Nie zastanawiaj się jaki masz poziom sygnału tu czy tam. Zaczynaj od końca - mas trafo wyjściowe o jakimś tam Raa, obciąża ono pentody mocy, te z kolei pracują w jakimś tam punkcie pracy przy jakiejś założonej klasie. Sprawdź w nocie katalogowej/zasymuluj jaki poziom sygnału musisz podać na ich siatki, żeby je w pełni wysterować. W nocie katalogowej lamp te informacje są podane dla typowych punktów pracy.
Jak już to wiesz to projektujesz stopnie poprzedzające tak, aby przy założonej czułości wejściowej uzyskać pełne wysterowanie. Do tego dodajesz sobie jeszcze odpowiedni zapas (czyli odpowiednio większe wzmocnienie) na USZ. Potem zapinasz USZ dobierając je tak, aby uzyskać założoną czułość. Z grubsza tak to wygląda.
Zastosowanie ECC83 na pierwszy stopień końcówki w twoim przypadku nie jest najlepszym pomysłem - ma za duże wzmocnienie.
R8-118k, R9-120k ? Jest to błąd.

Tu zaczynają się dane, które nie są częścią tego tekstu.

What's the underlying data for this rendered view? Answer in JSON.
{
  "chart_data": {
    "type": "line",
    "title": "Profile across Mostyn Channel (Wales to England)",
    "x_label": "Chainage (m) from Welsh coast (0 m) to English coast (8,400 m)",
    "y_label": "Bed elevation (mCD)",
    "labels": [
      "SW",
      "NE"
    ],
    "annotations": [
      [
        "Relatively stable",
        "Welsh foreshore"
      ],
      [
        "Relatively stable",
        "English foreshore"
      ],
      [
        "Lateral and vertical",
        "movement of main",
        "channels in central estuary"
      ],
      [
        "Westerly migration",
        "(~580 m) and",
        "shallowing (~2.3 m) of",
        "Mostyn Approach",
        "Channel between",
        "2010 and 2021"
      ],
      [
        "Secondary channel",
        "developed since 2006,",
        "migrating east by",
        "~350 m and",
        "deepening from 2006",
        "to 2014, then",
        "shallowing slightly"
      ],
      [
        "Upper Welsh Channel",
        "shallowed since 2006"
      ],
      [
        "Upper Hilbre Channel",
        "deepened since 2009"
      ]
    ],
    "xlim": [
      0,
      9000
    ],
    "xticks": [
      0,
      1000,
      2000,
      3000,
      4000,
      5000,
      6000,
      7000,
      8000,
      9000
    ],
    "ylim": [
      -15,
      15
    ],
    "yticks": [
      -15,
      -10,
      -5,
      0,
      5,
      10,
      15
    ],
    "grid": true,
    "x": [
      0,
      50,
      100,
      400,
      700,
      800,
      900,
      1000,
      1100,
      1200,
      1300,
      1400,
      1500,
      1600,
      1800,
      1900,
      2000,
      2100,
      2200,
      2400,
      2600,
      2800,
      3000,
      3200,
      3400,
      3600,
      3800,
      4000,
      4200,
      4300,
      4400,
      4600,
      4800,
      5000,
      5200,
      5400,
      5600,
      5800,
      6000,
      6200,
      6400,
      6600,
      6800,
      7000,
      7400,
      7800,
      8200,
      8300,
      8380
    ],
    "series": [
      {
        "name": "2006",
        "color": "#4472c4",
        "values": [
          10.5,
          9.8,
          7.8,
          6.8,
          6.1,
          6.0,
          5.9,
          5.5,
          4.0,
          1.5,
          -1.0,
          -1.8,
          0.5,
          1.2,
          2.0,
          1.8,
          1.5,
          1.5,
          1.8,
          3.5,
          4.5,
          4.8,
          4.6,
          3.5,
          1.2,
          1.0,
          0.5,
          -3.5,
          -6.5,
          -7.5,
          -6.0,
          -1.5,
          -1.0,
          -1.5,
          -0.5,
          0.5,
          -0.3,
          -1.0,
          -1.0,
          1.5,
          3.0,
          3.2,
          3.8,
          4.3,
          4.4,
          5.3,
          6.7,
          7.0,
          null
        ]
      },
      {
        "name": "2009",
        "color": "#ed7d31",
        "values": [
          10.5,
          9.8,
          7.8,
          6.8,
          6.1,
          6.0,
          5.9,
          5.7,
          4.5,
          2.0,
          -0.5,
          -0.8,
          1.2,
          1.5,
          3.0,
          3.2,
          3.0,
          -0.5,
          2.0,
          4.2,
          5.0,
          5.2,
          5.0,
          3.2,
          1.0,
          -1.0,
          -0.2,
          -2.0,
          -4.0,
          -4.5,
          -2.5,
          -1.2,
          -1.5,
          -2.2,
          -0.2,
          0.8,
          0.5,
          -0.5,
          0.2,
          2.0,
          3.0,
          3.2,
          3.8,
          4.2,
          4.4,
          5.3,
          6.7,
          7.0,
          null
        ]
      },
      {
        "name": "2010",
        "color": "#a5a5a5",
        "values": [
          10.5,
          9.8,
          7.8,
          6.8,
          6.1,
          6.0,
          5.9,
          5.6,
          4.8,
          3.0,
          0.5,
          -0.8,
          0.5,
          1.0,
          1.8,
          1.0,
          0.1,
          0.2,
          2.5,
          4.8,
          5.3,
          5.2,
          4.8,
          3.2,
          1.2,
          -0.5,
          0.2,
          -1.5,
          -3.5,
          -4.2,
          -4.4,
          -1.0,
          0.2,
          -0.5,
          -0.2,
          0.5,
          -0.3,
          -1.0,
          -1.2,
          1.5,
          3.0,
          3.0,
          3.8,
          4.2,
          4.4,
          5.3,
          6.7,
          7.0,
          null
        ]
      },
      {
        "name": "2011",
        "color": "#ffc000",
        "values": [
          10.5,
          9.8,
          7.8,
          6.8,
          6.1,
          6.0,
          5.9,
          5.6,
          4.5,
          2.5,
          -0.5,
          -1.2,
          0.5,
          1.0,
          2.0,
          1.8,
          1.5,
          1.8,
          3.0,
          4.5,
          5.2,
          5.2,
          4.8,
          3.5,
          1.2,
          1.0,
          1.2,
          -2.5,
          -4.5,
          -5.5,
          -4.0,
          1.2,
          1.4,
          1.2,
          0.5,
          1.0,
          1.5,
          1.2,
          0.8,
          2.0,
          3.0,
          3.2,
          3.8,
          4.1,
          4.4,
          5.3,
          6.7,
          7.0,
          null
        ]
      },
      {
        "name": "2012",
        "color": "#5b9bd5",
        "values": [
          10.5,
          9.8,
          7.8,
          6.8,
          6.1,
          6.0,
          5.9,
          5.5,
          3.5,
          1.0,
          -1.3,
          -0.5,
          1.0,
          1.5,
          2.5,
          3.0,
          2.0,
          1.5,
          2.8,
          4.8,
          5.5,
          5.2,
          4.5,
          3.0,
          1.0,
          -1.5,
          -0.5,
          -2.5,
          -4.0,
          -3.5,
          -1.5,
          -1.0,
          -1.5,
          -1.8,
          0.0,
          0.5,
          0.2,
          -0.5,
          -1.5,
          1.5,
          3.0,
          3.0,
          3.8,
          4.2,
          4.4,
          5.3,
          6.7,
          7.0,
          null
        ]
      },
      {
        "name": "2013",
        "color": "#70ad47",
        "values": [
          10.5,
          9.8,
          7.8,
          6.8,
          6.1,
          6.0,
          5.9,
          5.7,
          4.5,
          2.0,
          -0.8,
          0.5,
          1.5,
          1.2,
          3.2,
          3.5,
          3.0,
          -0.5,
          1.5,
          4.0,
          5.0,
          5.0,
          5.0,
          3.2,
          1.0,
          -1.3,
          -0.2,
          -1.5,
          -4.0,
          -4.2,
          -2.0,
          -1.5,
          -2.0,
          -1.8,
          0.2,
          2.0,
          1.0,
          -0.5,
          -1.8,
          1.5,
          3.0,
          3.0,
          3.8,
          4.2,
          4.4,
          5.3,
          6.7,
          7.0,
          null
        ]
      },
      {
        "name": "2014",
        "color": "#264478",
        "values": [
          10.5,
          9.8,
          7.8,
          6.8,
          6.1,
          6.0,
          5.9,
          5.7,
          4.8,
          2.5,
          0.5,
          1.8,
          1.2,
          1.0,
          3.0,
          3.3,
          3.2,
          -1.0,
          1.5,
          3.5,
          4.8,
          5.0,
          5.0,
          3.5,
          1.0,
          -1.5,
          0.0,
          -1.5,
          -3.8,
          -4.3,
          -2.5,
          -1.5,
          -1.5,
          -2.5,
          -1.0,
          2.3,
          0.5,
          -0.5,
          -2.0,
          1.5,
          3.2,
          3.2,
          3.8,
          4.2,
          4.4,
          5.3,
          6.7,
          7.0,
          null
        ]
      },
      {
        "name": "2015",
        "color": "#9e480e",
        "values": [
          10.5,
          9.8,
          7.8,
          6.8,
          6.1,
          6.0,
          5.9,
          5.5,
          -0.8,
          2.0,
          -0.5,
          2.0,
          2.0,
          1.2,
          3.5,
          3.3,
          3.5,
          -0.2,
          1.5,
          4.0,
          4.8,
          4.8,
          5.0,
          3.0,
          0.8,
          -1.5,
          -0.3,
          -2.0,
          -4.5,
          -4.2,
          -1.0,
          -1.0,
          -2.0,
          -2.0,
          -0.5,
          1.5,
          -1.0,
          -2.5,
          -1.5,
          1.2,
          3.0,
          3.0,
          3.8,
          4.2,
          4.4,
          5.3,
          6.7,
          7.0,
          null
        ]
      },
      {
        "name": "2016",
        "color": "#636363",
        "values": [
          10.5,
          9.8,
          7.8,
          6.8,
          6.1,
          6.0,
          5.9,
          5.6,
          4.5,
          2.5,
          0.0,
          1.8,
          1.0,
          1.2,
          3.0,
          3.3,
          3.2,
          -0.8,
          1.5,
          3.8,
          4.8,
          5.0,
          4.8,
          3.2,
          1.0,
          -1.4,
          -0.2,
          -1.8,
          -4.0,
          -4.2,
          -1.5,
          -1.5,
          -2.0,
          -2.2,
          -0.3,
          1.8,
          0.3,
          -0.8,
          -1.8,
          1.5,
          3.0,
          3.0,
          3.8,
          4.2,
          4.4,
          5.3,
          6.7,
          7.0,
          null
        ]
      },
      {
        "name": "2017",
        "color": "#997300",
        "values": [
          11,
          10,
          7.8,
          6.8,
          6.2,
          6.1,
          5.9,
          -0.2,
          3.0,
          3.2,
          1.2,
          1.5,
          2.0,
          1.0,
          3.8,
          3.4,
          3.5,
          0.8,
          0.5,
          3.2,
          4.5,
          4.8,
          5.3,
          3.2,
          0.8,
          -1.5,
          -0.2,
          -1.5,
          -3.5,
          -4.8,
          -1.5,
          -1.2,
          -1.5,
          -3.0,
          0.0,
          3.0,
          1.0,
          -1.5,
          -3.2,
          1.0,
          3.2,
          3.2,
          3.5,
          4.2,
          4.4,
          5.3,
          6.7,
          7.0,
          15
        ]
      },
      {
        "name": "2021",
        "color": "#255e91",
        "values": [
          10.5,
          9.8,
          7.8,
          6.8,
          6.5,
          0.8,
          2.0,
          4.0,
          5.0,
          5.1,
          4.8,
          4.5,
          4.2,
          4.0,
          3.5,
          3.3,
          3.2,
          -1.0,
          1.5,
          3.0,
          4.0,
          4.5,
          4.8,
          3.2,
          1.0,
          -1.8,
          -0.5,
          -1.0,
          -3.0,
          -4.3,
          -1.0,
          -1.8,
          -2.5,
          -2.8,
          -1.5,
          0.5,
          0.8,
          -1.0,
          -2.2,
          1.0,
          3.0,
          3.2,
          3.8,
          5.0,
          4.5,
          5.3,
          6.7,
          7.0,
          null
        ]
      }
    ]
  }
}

W tej sytuacji sygnał z inwertera będzie niesymetryczny - nieznacznie, ale jednak.

I nadal uważam, że powinieneś potraktować korektor i końcówkę osobno.
Pozdrawiam
Sebastian

Jestem tylko amatorem, który może się mylić.
Uroczyście obiecuje, że będę dawał rezystor antyparazytowy na każdą siatkę i bramkę.